New 9th production line

The Company has started work on its new 9th production line with an application to be made to the Czech government regarding investment incentives. This new line could enter service as early as 2009, a more specific timing to be yet decided.

 

2007 Outlook

In 2007, the main priorities for PEGAS NONWOVENS SA remain:

·        To provide an excellent service to our customers according the contractual agreements in terms of quality and logistics,

·        To maintain further high standards of production efficiency and its further improvements,

·        To bring on new production line on time in the fourth quarter of 2007 and create conditions of its full utilization  as of January 1st, 2008

·        To move forward with technical development projects related to the development of materials with unique specification compared to the market and with a potential to become specialty products which will prove attractive to customers, for example the nonwoven elastics;

·        To develop conditions for a further growth of the Company through additional increase of production capacity thanks to the installation of the 9th production line. This project includes among others the aim to obtain investment incentives related to the investment.

 



[1] Excluding realized and unrealized FX changes as of March 31st, 2007 and mark-to-market revaluation of interest rate swap.

[2] EBITDA include revenues for sold products, raw material and consumable used, staff costs and other operating income/(expense) (net), including realized and unrealized FX changes as of March 31st, 2007 and mark-to-market revaluation of interest rate swap.

[3] Adjusted EBITDA is including revenues for sold products, raw material and consumable used, staff costs and other operating income/ expense net and does not include realized and unrealized FX changes as of March 31, 2007 and mark-to-market revaluation of interest rate swap.
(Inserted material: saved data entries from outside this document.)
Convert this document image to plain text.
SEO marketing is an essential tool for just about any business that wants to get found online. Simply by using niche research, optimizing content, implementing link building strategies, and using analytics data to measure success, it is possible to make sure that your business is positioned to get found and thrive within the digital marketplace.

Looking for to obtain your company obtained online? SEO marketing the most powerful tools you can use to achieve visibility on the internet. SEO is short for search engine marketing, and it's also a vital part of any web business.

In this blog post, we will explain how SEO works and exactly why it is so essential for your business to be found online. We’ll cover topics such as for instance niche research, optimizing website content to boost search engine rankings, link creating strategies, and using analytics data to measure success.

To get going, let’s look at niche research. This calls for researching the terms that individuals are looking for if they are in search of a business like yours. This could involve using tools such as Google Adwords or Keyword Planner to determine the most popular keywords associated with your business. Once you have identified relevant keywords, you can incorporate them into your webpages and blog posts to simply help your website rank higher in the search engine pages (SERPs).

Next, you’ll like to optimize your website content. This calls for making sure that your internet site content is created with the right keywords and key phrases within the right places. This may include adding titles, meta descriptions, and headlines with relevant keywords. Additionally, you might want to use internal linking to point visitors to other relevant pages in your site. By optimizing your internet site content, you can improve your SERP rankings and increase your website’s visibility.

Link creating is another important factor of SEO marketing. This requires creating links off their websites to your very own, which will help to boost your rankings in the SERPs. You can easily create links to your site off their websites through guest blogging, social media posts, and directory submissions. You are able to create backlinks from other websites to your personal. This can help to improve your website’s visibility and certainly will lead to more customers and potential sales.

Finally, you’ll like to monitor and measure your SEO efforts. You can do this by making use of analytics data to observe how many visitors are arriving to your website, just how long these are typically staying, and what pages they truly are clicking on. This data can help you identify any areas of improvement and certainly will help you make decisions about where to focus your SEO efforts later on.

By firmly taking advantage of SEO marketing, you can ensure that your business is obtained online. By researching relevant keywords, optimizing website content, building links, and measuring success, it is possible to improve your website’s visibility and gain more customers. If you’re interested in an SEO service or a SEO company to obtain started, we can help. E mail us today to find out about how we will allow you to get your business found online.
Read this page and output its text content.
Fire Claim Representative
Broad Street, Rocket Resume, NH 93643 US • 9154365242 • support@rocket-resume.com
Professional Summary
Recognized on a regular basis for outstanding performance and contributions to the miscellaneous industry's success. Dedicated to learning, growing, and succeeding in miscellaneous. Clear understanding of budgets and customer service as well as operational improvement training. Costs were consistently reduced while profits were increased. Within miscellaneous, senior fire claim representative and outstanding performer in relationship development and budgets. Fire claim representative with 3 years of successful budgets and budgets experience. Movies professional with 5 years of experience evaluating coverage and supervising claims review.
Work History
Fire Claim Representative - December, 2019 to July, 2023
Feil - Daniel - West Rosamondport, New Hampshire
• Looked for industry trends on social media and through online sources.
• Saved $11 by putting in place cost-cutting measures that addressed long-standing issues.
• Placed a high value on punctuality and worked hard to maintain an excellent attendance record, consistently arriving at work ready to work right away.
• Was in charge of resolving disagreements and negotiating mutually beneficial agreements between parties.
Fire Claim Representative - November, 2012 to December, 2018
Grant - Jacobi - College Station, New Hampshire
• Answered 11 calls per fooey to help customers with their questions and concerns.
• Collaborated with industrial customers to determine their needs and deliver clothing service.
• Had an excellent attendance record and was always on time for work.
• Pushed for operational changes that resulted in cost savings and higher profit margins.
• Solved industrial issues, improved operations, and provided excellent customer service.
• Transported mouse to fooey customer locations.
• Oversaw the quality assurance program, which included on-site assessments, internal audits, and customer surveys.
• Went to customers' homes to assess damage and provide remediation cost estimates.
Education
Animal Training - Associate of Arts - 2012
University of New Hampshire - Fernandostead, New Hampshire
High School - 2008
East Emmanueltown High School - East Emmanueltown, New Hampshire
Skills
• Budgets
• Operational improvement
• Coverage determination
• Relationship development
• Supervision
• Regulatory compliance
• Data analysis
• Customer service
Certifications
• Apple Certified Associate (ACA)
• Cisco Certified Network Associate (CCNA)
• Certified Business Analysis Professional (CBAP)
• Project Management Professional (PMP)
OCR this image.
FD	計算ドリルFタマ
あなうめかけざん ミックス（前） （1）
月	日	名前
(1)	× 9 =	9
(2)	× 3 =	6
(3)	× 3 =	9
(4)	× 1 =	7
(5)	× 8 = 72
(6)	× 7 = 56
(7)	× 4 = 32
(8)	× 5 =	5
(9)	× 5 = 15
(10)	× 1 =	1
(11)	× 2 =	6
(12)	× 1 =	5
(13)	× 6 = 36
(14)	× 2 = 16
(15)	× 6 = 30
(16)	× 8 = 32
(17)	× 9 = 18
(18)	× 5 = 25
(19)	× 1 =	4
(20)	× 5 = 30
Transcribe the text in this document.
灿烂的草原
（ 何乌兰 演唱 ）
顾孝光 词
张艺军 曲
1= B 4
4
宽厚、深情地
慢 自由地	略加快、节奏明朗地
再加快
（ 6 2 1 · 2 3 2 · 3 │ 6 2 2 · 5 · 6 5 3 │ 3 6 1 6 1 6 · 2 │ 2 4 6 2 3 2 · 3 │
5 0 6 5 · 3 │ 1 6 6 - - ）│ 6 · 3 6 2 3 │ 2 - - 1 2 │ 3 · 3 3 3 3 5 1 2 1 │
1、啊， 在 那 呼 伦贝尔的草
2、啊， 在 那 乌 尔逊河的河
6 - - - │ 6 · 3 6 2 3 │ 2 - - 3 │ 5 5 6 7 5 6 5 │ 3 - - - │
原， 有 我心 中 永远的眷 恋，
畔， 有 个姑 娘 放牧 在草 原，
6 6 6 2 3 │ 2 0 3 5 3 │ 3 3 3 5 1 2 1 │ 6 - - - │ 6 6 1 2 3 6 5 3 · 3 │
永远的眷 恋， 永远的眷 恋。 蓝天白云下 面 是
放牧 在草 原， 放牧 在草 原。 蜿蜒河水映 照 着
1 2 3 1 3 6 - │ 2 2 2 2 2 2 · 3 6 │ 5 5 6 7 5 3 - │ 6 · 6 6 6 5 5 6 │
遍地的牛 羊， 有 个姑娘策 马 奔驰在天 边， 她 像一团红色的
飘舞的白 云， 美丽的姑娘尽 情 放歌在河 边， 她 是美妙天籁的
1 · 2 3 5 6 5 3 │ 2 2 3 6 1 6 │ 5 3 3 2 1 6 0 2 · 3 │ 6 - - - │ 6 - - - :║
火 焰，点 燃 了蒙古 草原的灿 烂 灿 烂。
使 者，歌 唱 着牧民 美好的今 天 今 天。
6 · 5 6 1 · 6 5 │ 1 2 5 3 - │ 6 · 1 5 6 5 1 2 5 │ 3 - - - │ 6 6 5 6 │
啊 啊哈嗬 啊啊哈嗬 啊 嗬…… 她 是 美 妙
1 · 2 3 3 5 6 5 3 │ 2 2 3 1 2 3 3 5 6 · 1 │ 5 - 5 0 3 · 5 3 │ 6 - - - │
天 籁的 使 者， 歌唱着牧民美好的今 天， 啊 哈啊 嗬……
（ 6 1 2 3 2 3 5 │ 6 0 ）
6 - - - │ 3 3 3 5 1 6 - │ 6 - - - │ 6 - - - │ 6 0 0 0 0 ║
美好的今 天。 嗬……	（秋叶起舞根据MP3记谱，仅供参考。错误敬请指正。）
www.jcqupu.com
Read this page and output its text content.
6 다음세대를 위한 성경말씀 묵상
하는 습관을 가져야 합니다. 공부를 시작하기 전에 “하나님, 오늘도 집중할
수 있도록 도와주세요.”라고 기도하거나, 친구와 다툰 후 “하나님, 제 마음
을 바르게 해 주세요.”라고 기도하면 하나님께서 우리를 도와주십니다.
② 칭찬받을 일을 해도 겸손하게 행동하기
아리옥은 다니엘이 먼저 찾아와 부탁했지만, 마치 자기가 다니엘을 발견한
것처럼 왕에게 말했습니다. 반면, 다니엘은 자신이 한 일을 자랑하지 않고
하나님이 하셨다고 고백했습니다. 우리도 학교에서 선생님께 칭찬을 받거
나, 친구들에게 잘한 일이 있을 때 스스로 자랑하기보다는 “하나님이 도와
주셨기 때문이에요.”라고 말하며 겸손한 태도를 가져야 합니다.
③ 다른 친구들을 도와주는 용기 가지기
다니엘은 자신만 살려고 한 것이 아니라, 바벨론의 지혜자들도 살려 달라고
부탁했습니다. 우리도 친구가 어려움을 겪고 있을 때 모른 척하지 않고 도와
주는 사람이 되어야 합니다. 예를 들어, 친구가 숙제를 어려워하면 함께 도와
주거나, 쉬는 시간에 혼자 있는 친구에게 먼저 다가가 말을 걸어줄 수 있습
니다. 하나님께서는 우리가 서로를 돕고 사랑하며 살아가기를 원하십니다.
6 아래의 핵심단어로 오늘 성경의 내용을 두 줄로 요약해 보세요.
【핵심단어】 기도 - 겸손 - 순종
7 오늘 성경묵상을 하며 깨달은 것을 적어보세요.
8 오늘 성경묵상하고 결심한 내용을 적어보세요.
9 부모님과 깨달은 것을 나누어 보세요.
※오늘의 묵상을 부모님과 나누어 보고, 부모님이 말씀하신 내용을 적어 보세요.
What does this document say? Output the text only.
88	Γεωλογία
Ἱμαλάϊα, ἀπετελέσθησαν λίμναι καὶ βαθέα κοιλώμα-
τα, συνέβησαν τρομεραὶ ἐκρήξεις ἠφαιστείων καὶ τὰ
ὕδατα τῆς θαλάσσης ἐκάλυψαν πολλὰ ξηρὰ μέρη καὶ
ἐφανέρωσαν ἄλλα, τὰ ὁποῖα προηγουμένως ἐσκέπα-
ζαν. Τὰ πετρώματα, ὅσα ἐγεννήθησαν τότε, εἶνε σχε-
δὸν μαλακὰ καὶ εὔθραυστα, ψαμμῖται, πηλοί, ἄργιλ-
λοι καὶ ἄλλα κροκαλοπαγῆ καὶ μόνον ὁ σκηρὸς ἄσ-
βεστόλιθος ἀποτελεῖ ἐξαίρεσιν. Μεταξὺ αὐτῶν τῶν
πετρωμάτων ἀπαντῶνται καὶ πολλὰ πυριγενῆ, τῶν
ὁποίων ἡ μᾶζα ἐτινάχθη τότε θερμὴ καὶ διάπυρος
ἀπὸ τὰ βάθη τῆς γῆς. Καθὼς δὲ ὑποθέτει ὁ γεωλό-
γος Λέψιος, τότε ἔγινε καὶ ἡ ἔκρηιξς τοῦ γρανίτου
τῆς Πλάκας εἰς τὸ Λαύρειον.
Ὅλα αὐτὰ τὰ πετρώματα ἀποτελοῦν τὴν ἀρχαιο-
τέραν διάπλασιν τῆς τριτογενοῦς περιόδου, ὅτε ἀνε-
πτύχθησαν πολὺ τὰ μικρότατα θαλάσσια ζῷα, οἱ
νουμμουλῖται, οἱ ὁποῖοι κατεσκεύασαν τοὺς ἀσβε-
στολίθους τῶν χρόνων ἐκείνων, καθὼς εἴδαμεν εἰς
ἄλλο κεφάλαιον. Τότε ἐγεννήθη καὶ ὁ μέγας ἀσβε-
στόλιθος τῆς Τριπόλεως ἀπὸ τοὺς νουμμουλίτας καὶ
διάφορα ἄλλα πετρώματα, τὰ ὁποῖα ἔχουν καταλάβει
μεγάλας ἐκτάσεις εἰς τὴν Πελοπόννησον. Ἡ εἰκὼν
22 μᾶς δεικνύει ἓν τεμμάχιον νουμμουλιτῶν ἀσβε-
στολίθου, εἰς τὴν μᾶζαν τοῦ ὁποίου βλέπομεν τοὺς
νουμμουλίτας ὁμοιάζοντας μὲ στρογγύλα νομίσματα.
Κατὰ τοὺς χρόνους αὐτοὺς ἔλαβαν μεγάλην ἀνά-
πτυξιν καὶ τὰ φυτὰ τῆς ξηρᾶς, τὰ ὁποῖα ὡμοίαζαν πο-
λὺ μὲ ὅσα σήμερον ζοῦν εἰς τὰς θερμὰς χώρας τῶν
[4] Including realized FX changes and unrealized FX changes as of March 31st, 2007 and mark-to-market revaluation of interest rate swap

[5] Adjusted profit from operations (EBIT)does not include realized and unrealized FX changes as of March 31, 2007 and mark-to-market revaluation of interest rate swap

[6] Adjusted net profit is calculated as reported net profit excluding the impact of non cash FX changes as of March 31, 2007 and mark-to-market revaluation of interest rate swap, including the impact on income tax expense. Adjusted net profit is showing the actual operating performance of the Company.

[7] Net debt includes long term financial debt, short term financial debt minus cash and cash equivalents.